# Fire extinguisher on a jet ski



## Renegade (Sep 11, 2007)

This has got to be one of the dumbest laws ever. Who would actually open the compartment, grab the fire extinguisher and spray it on your burning jet-ski?


----------



## truemule (Sep 12, 2007)

If your own personal jet ski was on fire you would proabably not even try. But, if you had a freind or saw someone in need, would you try to help? Maybe a dumb law if only thinking about its use on your jet ski.


----------



## Huntoholic (Sep 17, 2008)

truemule said:


> If your own personal jet ski was on fire you would proabably not even try. But, if you had a freind or saw someone in need, would you try to help? Maybe a dumb law if only thinking about its use on your jet ski.


Well said.

Help one another.

Plus nothing slows a boat ramp down like a fire.


----------



## Renegade (Sep 11, 2007)

truemule said:


> If your own personal jet ski was on fire you would proabably not even try. But, if you had a freind or saw someone in need, would you try to help? Maybe a dumb law if only thinking about its use on your jet ski.


Good point. But a law? The law doesn't require us to carry one on a motorcycle.


----------



## .45 (Sep 21, 2007)

Reading into it, I _almost_ think I'm supposed to carry one on my pontoon. Uh, where would stand to put the fire out ?!?......Let 'er sink baby !!


----------



## Huntoholic (Sep 17, 2008)

Renegade said:


> truemule said:
> 
> 
> > If your own personal jet ski was on fire you would proabably not even try. But, if you had a freind or saw someone in need, would you try to help?

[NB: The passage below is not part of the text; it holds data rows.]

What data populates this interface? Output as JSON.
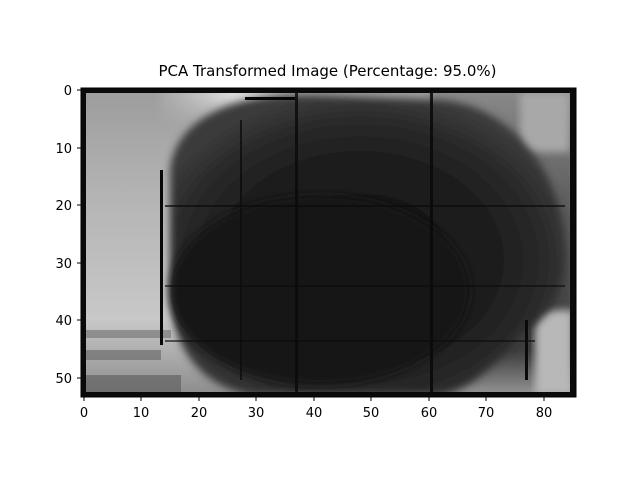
{
  "figure": {
    "title": "PCA Transformed Image (Percentage: 95.0%)"
  },
  "axes": {
    "x_ticks": [
      "0",
      "10",
      "20",
      "30",
      "40",
      "50",
      "60",
      "70",
      "80"
    ],
    "y_ticks": [
      "0",
      "10",
      "20",
      "30",
      "40",
      "50"
    ],
    "x_range": [
      0,
      85
    ],
    "y_range": [
      0,
      53
    ]
  },
  "image": {
    "description_colormap": "grayscale",
    "background_left_color": "#b8b8b8",
    "dark_object_color": "#1a1a1a",
    "frame_color": "#0a0a0a"
  }
}
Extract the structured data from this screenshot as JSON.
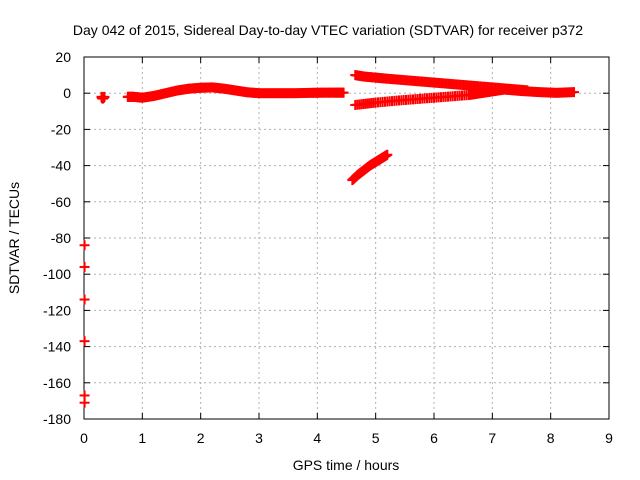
{
  "chart_data": {
    "type": "scatter",
    "title": "Day 042 of 2015, Sidereal Day-to-day VTEC variation (SDTVAR) for receiver p372",
    "xlabel": "GPS time / hours",
    "ylabel": "SDTVAR / TECUs",
    "xlim": [
      0,
      9
    ],
    "ylim": [
      -180,
      20
    ],
    "xticks": [
      0,
      1,
      2,
      3,
      4,
      5,
      6,
      7,
      8,
      9
    ],
    "yticks": [
      20,
      0,
      -20,
      -40,
      -60,
      -80,
      -100,
      -120,
      -140,
      -160,
      -180
    ],
    "grid": true,
    "marker_color": "#ff0000",
    "series": [
      {
        "x": [
          0.3,
          0.32,
          0.35
        ],
        "y": [
          -2,
          -3,
          -2
        ]
      },
      {
        "x": [
          0.75,
          0.85,
          1.0,
          1.2,
          1.4,
          1.6,
          1.8,
          2.0,
          2.2,
          2.4,
          2.6,
          2.8,
          3.0,
          3.3,
          3.6,
          3.9,
          4.1,
          4.3,
          4.45
        ],
        "y": [
          -2,
          -2,
          -2.5,
          -1.5,
          0,
          1.5,
          2.5,
          3,
          3.2,
          2.5,
          1.5,
          0.5,
          0,
          0,
          0,
          0.2,
          0.3,
          0.3,
          0.3
        ]
      },
      {
        "x": [
          4.65,
          4.8,
          5.0,
          5.2,
          5.5,
          5.8,
          6.1,
          6.4,
          6.7,
          7.0,
          7.3,
          7.6
        ],
        "y": [
          10,
          9.2,
          8.6,
          8.0,
          7.2,
          6.4,
          5.6,
          4.8,
          4.0,
          3.2,
          2.4,
          1.6
        ]
      },
      {
        "x": [
          4.65,
          5.0,
          5.4,
          5.8,
          6.2,
          6.6,
          6.8,
          7.0,
          7.2,
          7.5,
          7.8,
          8.1,
          8.4
        ],
        "y": [
          -6.5,
          -5.2,
          -4,
          -3,
          -2,
          -1,
          0,
          1,
          2,
          1.2,
          0.6,
          0.2,
          0.6
        ]
      },
      {
        "x": [
          4.6,
          4.7,
          4.8,
          4.9,
          5.0,
          5.1,
          5.2
        ],
        "y": [
          -48,
          -45,
          -42.5,
          -40,
          -38,
          -36,
          -34
        ]
      },
      {
        "x": [
          0.01,
          0.01,
          0.01,
          0.01,
          0.01,
          0.01
        ],
        "y": [
          -84,
          -96,
          -114,
          -137,
          -167,
          -171
        ]
      }
    ]
  }
}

Maybe a dumb law if only thinking about its use on your jet ski.
> ...


And a motorcycle does not have a confined area for gas fumes to build up in either.

If we are going to talk about dumb laws, why do I have to register a pontoon?


----------



## Huge29 (Sep 17, 2007)

From http://static.stateparks.utah.gov/docs/ ... inglaw.pdf:


> R651-217. Fire Extinguishers. R651-217-1. Fire Extinguishers On Motorboats. All motorboats, unless exempt, must have on board a readily accessible and approved fire extinguisher as specified in Section R651-217-2.

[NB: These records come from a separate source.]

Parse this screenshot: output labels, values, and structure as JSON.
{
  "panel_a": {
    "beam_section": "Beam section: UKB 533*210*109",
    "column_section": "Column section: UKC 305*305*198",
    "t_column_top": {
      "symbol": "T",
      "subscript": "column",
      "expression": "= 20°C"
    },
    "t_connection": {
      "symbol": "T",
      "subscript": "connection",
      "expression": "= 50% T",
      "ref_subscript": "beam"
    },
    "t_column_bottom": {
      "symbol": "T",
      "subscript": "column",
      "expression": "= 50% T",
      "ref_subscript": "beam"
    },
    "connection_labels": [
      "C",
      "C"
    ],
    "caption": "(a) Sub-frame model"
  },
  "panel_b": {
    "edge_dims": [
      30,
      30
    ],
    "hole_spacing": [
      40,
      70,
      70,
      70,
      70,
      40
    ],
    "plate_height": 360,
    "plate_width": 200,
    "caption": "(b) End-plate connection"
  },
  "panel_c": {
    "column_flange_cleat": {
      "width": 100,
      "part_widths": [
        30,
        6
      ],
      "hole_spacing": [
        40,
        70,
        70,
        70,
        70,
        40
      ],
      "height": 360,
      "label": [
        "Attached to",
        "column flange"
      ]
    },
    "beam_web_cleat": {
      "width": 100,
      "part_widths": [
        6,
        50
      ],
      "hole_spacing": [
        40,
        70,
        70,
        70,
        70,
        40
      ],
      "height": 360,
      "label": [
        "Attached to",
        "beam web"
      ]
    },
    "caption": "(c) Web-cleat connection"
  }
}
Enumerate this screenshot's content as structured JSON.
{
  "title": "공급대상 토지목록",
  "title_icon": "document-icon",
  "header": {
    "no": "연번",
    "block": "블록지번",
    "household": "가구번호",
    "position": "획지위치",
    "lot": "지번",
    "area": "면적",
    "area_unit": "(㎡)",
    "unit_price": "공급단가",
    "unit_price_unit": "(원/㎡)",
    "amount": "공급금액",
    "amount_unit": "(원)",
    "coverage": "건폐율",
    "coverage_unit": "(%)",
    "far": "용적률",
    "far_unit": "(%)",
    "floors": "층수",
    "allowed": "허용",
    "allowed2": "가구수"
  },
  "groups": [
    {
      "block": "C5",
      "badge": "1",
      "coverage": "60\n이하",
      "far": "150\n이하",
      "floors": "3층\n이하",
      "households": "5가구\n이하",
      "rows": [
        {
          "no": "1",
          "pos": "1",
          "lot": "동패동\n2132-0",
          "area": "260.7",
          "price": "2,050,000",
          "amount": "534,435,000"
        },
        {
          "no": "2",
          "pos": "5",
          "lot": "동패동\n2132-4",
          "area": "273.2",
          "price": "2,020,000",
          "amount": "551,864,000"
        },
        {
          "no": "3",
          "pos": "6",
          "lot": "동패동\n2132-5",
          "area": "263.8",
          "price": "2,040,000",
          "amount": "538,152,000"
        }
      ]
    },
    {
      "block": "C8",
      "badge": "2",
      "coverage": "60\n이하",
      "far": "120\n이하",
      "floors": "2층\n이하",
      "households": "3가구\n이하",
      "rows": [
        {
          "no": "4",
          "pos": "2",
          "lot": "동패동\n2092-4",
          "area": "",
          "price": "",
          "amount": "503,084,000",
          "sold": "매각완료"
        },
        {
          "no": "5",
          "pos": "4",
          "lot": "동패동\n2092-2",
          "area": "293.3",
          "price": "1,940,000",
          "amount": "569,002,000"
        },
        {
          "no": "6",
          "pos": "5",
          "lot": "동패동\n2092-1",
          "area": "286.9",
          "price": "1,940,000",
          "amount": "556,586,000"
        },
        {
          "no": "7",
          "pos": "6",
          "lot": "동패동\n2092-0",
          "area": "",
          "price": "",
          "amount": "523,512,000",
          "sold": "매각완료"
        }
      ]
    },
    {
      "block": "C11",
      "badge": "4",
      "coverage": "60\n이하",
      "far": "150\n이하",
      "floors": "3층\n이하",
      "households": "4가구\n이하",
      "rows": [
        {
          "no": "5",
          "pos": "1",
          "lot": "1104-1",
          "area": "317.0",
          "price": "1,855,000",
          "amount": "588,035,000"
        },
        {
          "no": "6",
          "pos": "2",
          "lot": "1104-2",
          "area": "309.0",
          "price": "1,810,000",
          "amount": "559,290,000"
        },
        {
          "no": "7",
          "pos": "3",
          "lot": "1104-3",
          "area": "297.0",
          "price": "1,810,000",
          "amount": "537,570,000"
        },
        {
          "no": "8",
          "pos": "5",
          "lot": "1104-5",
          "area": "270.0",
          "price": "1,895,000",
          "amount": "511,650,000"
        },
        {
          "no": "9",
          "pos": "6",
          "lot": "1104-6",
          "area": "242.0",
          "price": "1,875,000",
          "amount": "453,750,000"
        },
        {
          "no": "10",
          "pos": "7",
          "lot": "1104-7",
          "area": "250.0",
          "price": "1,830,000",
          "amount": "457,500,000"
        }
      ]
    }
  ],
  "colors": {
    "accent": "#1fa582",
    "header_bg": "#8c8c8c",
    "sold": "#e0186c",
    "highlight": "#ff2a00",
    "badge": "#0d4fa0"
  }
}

I don't reckon a pontoon is considered a "motorboat." 
Additionally:


> Vessels equipped solely with an electric motor, and not carrying flammable fuels
> on board, are exempt from this provision.


It would appear that the PWC's are required to have them


> R651-219-7. Equipment Exemptions. (1) Sailboards and personal watercraft are exempt from the following rules: Section R651-219-2 bail buckets; Section R651-219-3 spare propulsion; and Section R651-225-4 prohibiting riding on exterior surfaces.


----------



## .45 (Sep 21, 2007)

Huge29 said:


> I don't reckon a pontoon is considered a "motorboat."
> Additionally:
> 
> 
> ...


See?? That's the tricky part !!! *\-\* *\-\*


----------